3.3.3 Zusammenfassend
ist festzuhalten, dass die staatlich angeordneten Betriebsschliessungen zur
Bekämpfung des Coronavirus auf den Betrieb von Restaurants (und anderer
Geschäftstätigkeiten) zielen, die konkrete Beschaffenheit des Mietobjekts aber
unberührt lassen. Damit fehlt es an einem Mangel am Mietobjekt. Liegt kein
Mangel vor, hat die Mieterin keinen Anspruch auf Mietzinsherabsetzung. Über die
Frage des Umfangs der Mietzinsherabsetzung ist deshalb nicht zu befinden.
4. Entscheid
und Prozesskosten
4.1 Aus
diesen Erwägungen folgt, dass das Zivilgericht die Klage der Mieterin auf
Mietzinsherabsetzung zu Unrecht nicht vollständig abgewiesen hat. Demgemäss ist
der angefochtene Zivilgerichtsentscheid aufzuheben und die Klage vollständig
abzuweisen.
4.2 Bei
diesem Ausgang des Verfahrens trägt grundsätzlich die Mieterin die
Prozesskosten des erst- und zweitinstanzlichen Verfahrens (Art. 106 Abs. 1
ZPO).
In Verfahren vor
Zivilgericht und Appellationsgericht, die ihren Ursprung bei der
Schlichtungsstelle haben, betragen die Gerichtskosten zwischen CHF 200.– und
CHF 500.– bei einer Nettomonatsmiete bis CHF 2'500.– bei Wohnungsmiete und bis
CHF 3'500.– bei Geschäftsmiete (§ 2a Abs. 2 des Gesetzes über die
Gerichtsgebühren [Gerichtsgebührengesetz, SG 154.800]). Im vorliegenden Fall beträgt
der Nettomonatsmietzins rund CHF 30'000.– (vgl. Klagebeilagen 4 und 4a;
Berufungsantwort der Mieterin, Rz. 3). Demgemäss ist § 2a Abs. 2 des
Gerichtsgebührengesetzes nicht anwendbar. Anwendung findet vielmehr § 5 des
Gerichtsgebührenreglements (GGR, SG 154.810). Daraus ergeben sich
erstinstanzliche Gerichtskosten von CHF 3'000.– (Zivilgerichtsentscheid, E. 3)

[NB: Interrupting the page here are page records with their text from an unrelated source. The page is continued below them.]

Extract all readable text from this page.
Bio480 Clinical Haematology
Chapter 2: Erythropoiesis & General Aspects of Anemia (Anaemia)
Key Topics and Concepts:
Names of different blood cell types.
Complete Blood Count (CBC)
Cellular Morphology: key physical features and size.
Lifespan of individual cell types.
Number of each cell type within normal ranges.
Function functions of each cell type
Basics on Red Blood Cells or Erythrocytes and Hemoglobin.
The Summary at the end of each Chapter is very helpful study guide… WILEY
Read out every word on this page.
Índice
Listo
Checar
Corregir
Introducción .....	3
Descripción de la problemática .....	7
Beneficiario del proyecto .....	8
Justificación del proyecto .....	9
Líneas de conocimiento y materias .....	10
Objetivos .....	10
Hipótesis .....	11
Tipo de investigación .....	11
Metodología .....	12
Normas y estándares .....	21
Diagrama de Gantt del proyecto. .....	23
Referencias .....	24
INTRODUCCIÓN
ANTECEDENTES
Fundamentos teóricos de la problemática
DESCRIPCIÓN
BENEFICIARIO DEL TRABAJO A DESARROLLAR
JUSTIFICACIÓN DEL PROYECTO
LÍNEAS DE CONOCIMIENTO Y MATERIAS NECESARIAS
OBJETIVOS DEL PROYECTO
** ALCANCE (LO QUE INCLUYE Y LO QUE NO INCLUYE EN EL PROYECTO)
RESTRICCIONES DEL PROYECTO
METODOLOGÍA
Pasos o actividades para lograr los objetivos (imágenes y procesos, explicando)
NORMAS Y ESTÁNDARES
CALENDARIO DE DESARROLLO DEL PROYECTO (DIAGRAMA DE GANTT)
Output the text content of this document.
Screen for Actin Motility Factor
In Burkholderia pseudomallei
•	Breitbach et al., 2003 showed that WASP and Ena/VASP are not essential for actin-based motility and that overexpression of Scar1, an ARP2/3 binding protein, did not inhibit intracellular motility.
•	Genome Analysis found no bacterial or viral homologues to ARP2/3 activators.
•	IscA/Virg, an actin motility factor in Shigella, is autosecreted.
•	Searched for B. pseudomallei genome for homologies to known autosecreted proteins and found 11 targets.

und zweitinstanzliche Gerichtskosten von ebenfalls CHF 3'000.– (§ 5 und § 12
GGR).
In Verfahren vor
Zivilgericht und Appellationsgericht, die – wie das vorliegende Verfahren –
ihren Ursprung bei der Schlichtungsstelle haben, werden keine
Parteientschädigungen gesprochen (§ 2a Abs. 1 Gerichtsgebührengesetz).
Demgemäss erkennt
das Appellationsgericht (Dreiergericht):
://: In Gutheissung der Berufung der
Berufungsklägerin 1 wird der Entscheid des Zivilgerichts vom 28. Januar 2022 (MG.2021.20)
aufgehoben und die Klage der Berufungsklägerin 2 vom 1. Februar 2021
abgewiesen.
Die Berufung der Berufungsklägerin 2 gegen den
Entscheid des Zivilgerichts vom 28. Januar 2022 (MG.2021.20) wird abgewiesen.
Die Berufungsklägerin 2 trägt die Gerichtskosten des
erstinstanzlichen Verfahrens von CHF 3'000.– und die Gerichtskosten des
Berufungsverfahrens von CHF 3'000.–.
Die Gerichtskosten des Berufungsverfahrens werden mit
dem Kostenvorschuss der Berufungsklägerin 1 von CHF 900.– und dem
Kostenvorschuss der Berufungsklägerin 2 von CHF 2'100.– verrechnet, so dass die
Berufungsklägerin 2 der Berufungsklägerin 1 CHF 900.– zu bezahlen hat.
Mitteilung an:
-
Berufungsklägerin 1
-
Berufungsklägerin 2
-
Zivilgericht Basel-Stadt
APPELLATIONSGERICHT BASEL-STADT
Der Gerichtsschreiber
lic. iur. Johannes Hermann
Rechtsmittelbelehrung
Gegen diesen Entscheid
kann unter den Voraussetzungen von Art. 72 ff. des Bundesgerichtsgesetzes (BGG)
innert 30 Tagen seit schriftlicher Eröffnung Beschwerde in Zivilsachen
erhoben werden. In vermögensrechtlichen Angelegenheiten gilt dies nur dann,
wenn der Streitwert die Beschwerdesumme gemäss Art. 74 Abs. 1 lit. a oder b BGG
erreicht (CHF 15'000.– bei Streitigkeiten aus Miete oder Arbeitsverhältnis bzw.
CHF 30'000.– in allen übrigen Fällen) oder wenn sich eine Rechtsfrage von
grundsätzlicher Bedeutung stellt. Die Beschwerdeschrift ist fristgerecht dem
Bundesgericht (1000 Lausanne 14) einzureichen. Für die Anforderungen an deren
Inhalt wird auf Art. 42 BGG verwiesen. Über die Zulässigkeit des Rechtsmittels
entscheidet das Bundesgericht.
Ob an Stelle der
Beschwerde in Zivilsachen ein anderes Rechtsmittel in Frage kommt (z.B. die
subsidiäre Verfassungsbeschwerde an das Bundesgericht gemäss Art. 113 BGG),
ergibt sich aus den anwendbaren gesetzlichen Bestimmungen. Wird sowohl
Beschwerde in Zivilsachen als auch Verfassungsbeschwerde erhoben, sind beide
Rechtsmittel in der gleichen Rechtsschrift einzureichen.